PALo: Learning Posture-Aware Locomotion for Quadruped Robots
Xiangyu Miao, Jun Sun, Hang Lai, Xinpeng Di, Jiahang Cao, Yong Yu, Weinan Zhang
TL;DR
PALo tackles posture-aware locomotion for quadruped robots by learning an end-to-end policy that jointly tracks 6D velocity/posture commands. It employs a partially observable MDP with an asymmetric actor-critic, augmented by Adversarial Motion Priors and a layered training curriculum, plus domain randomization to bridge the sim-to-real gap. Key contributions include integrating posture control into 6D command tracking, using AMP to simplify rewards, and demonstrating successful sim-to-real transfer on a real robot without fine-tuning, along with comprehensive ablations. The results show robust performance across diverse terrains and highlight the importance of AMP, curricula, and encoder design for stable, real-time posture-aware locomotion, establishing PALo as a foundation for higher-level embodied intelligence modules.
Abstract
With the rapid development of embodied intelligence, locomotion control of quadruped robots on complex terrains has become a research hotspot.
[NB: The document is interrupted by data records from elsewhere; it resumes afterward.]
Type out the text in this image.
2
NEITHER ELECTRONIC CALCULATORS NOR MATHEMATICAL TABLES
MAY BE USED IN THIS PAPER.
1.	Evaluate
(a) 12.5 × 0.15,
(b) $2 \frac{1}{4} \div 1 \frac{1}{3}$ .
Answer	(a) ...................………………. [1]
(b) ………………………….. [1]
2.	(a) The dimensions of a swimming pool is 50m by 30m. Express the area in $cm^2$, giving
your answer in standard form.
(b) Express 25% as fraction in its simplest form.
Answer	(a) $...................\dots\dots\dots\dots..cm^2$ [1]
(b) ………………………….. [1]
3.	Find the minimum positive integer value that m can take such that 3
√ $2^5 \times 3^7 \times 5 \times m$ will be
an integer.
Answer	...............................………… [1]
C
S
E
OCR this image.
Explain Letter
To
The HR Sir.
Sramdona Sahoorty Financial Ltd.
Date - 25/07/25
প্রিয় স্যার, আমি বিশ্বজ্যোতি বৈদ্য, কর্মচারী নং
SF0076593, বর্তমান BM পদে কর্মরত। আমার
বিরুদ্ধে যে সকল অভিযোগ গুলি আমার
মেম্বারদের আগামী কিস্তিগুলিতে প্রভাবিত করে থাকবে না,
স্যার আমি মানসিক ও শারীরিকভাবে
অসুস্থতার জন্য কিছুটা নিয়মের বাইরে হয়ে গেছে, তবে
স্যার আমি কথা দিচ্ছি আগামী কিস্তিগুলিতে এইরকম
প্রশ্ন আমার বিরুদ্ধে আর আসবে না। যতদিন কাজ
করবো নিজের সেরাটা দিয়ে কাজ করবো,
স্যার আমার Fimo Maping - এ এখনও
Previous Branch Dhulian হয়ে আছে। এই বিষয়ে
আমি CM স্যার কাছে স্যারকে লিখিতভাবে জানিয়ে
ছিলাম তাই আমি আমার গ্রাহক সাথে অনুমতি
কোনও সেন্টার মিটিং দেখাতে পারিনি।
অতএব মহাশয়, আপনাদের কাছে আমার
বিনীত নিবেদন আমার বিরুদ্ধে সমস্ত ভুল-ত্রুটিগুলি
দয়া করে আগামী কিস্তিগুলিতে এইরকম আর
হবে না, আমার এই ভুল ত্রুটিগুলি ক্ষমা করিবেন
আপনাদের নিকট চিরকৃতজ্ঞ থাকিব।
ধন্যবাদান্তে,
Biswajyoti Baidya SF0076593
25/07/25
Unlike traditional locomotion control approaches focusing solely on velocity tracking, we pursue to balance the agility and robustness of quadruped robots on diverse and complex terrains. To this end, we propose an end-to-end deep reinforcement learning framework for posture-aware locomotion named PALo, which manages to handle simultaneous linear and angular velocity tracking and real-time adjustments of body height, pitch, and roll angles. In PALo, the locomotion control problem is formulated as a partially observable Markov decision process, and an asymmetric actor-critic architecture is adopted to overcome the sim-to-real challenge. Further, by incorporating customized training curricula, PALo achieves agile posture-aware locomotion control in simulated environments and successfully transfers to real-world settings without fine-tuning, allowing real-time control of the quadruped robot's locomotion and body posture across challenging terrains. Through in-depth experimental analysis, we identify the key components of PALo that contribute to its performance, further validating the effectiveness of the proposed method. The results of this study provide new possibilities for the low-level locomotion control of quadruped robots in higher dimensional command spaces and lay the foundation for future research on upper-level modules for embodied intelligence.